In this presentation, we will discuss synthetic strategies used to access novel polysaccharides with specific functionality. A major factor in our plan is the use of disaccharide building blocks with a robust, orthogonal protecting group strategy³. Following glycosylation of disaccharide building blocks to the required length, these protecting groups allow access to specific sites on the polysaccharide for functionalisation. This includes the recent incorporation of the acetoxymethyl benzoate (AMB) protecting group, allowing access to a new position of interest within our existing strategy.

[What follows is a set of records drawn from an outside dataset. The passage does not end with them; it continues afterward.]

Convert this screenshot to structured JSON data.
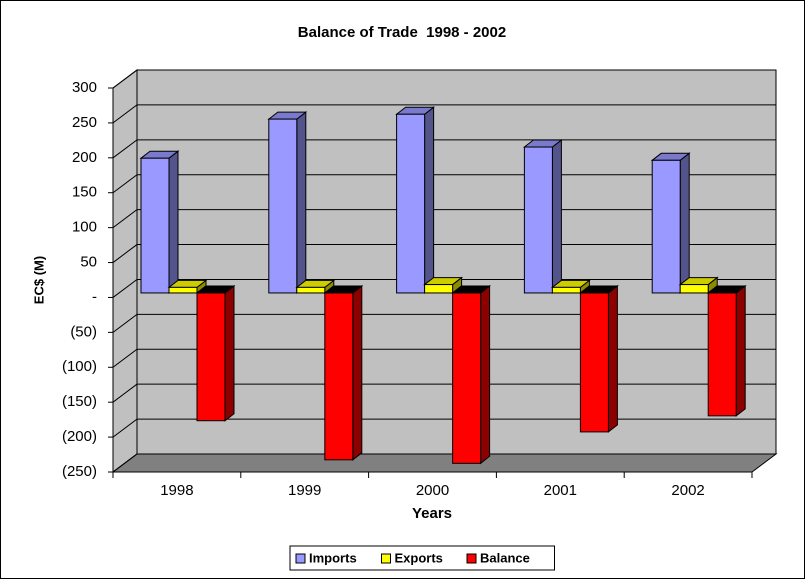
{
  "chart_data": {
    "type": "bar",
    "title": "Balance of Trade  1998 - 2002",
    "x_label": "Years",
    "y_label": "EC$ (M)",
    "categories": [
      "1998",
      "1999",
      "2000",
      "2001",
      "2002"
    ],
    "series": [
      {
        "name": "Imports",
        "color": "#9999ff",
        "values": [
          193,
          249,
          256,
          209,
          190
        ]
      },
      {
        "name": "Exports",
        "color": "#ffff00",
        "values": [
          8,
          8,
          12,
          8,
          12
        ]
      },
      {
        "name": "Balance",
        "color": "#ff0000",
        "values": [
          -183,
          -239,
          -244,
          -199,
          -176
        ]
      }
    ],
    "ylim": [
      -250,
      300
    ],
    "yticks": [
      {
        "value": -250,
        "label": "(250)"
      },
      {
        "value": -200,
        "label": "(200)"
      },
      {
        "value": -150,
        "label": "(150)"
      },
      {
        "value": -100,
        "label": "(100)"
      },
      {
        "value": -50,
        "label": "(50)"
      },
      {
        "value": 0,
        "label": "-"
      },
      50,
      100,
      150,
      200,
      250,
      300
    ],
    "grid": true,
    "legend": "bottom"
  }
}
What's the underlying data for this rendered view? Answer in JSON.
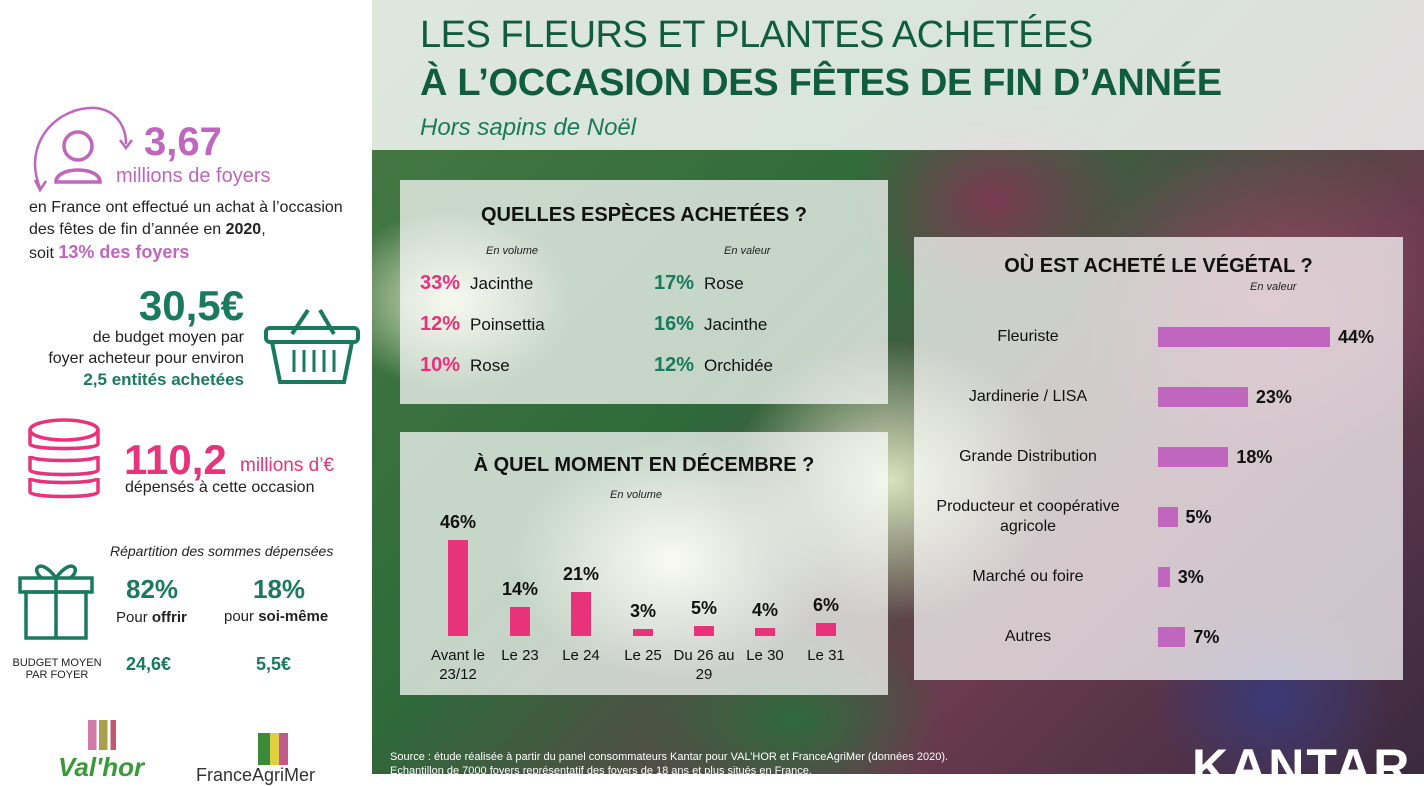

We will discuss some of the successes and challenges encountered during our synthetic approach, and the recent adaption of AMB to access new positions for sulfation.
- van Wijk, X. M.; van Kuppevelt, T. H. Angiogenesis 2014, 17, 443.
- Bernfield, M.; Götte, M.; Park, P. W.; Reizes, O.; Fitzgerald, M. L.; Lincecum, J.; Zako, M. Annual Review of Biochemistry 1999, 68, 729.
- Schwoerer, R.; Zubkova, O. V.; Turnbull, J. E.; Tyler, P. C. Chem. Eur. J. 2013, 19, 6817.